Я не понимал, как Лена могла водить машину кузена, предавшего всю семью. Когда я спросил ее об этом, она пожала плечами и сказала: «Ну, ему-то она больше не понадобится». Может быть, делая это, Лена думала, что наказывает Ларкина. Он был соучастником в смерти Мэйкона, и Лена никогда ему этого не простит. Машина медленно исчезала за углом, и мне тоже хотелось исчезнуть вместе с ней.
К тому времени как я добрался до кухни, на столе меня уже ждал дымящийся кофе из цикория и… неприятность. Амма расхаживала вдоль раковины с телефонной трубкой в руках, каждые две минуты она прикрывала ее рукой, чтобы дать отчет тете Кэролайн:
- Они не видели ее со вчерашнего дня, — Амма опять поднесла трубку к уху. — Сделайте тете Мерси пунша и уложите ее в постель, пока мы ее не найдем.
— Не найдем кого? — я взглянул на отца, и он пожал плечами.
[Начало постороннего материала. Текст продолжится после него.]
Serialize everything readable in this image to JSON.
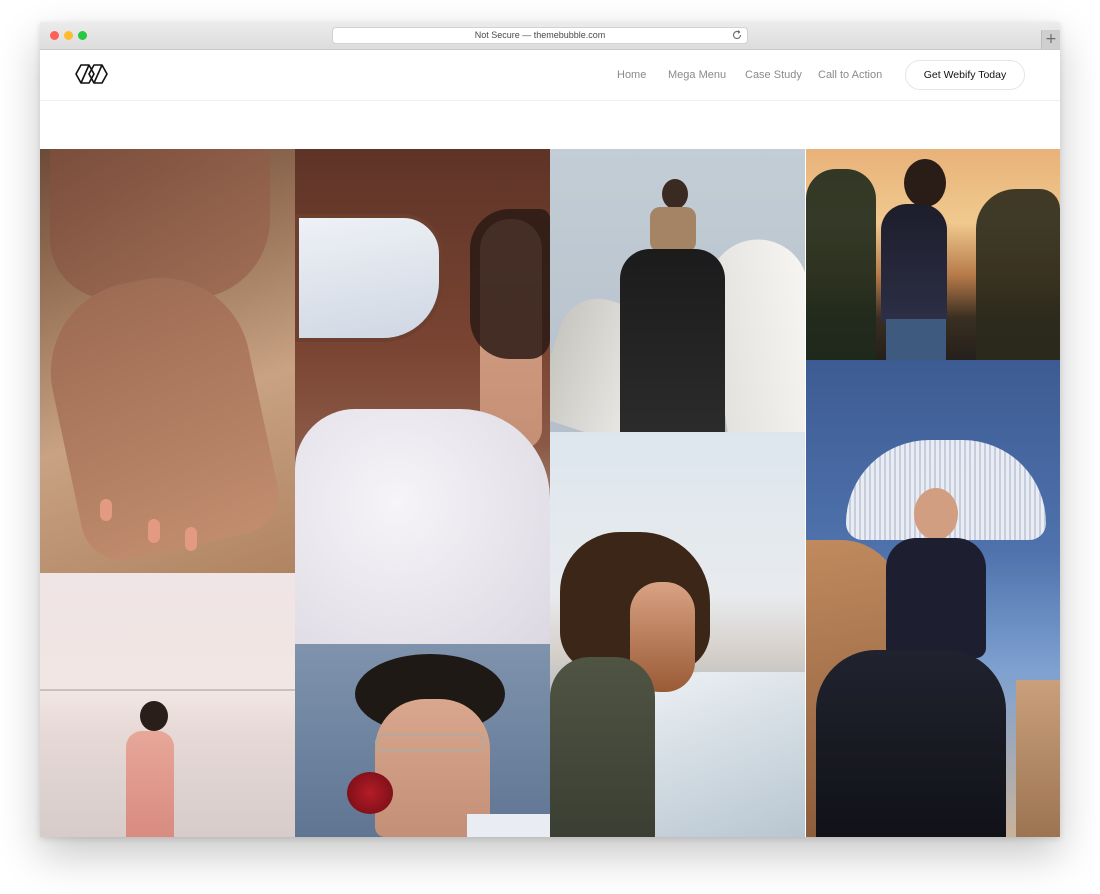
{
  "browser": {
    "url_text": "Not Secure — themebubble.com",
    "new_tab_symbol": "+"
  },
  "nav": {
    "items": [
      {
        "label": "Home"
      },
      {
        "label": "Mega Menu"
      },
      {
        "label": "Case Study"
      },
      {
        "label": "Call to Action"
      }
    ],
    "cta_label": "Get Webify Today"
  },
  "colors": {
    "traffic_red": "#fe5f57",
    "traffic_yellow": "#febc2e",
    "traffic_green": "#28c840",
    "nav_text": "#8a8a8a",
    "cta_text": "#111111"
  },
  "gallery": {
    "photos": [
      {
        "subject": "hands-in-sand"
      },
      {
        "subject": "bride-in-boat-cabin"
      },
      {
        "subject": "woman-on-concrete-structures"
      },
      {
        "subject": "woman-at-sunset"
      },
      {
        "subject": "woman-on-beach"
      },
      {
        "subject": "man-with-red-rose"
      },
      {
        "subject": "bearded-man-by-sea"
      },
      {
        "subject": "woman-with-fringe-umbrella"
      }
    ]
  }
}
Тетя Кэролайн оттащила меня от раковины и зашептала, как делают все дамы на Юге, когда им надо сообщить что-то слишком ужасное, чтобы говорить громко:
— Пышка Люсиль. Она пропала.
Пышка Люсиль была сиамской кошкой тети Мерси, которая большую часть своего времени проводила на заднем дворе будучи привязанной за шлейку к бельевой веревке. Именно так по понятиям Сестер должна была выглядеть физическая нагрузка.
- Как это случилось?
Амма опять прикрыла трубку рукой и глянула на меня, сощурив глаза и сжав челюсти — Взгляд.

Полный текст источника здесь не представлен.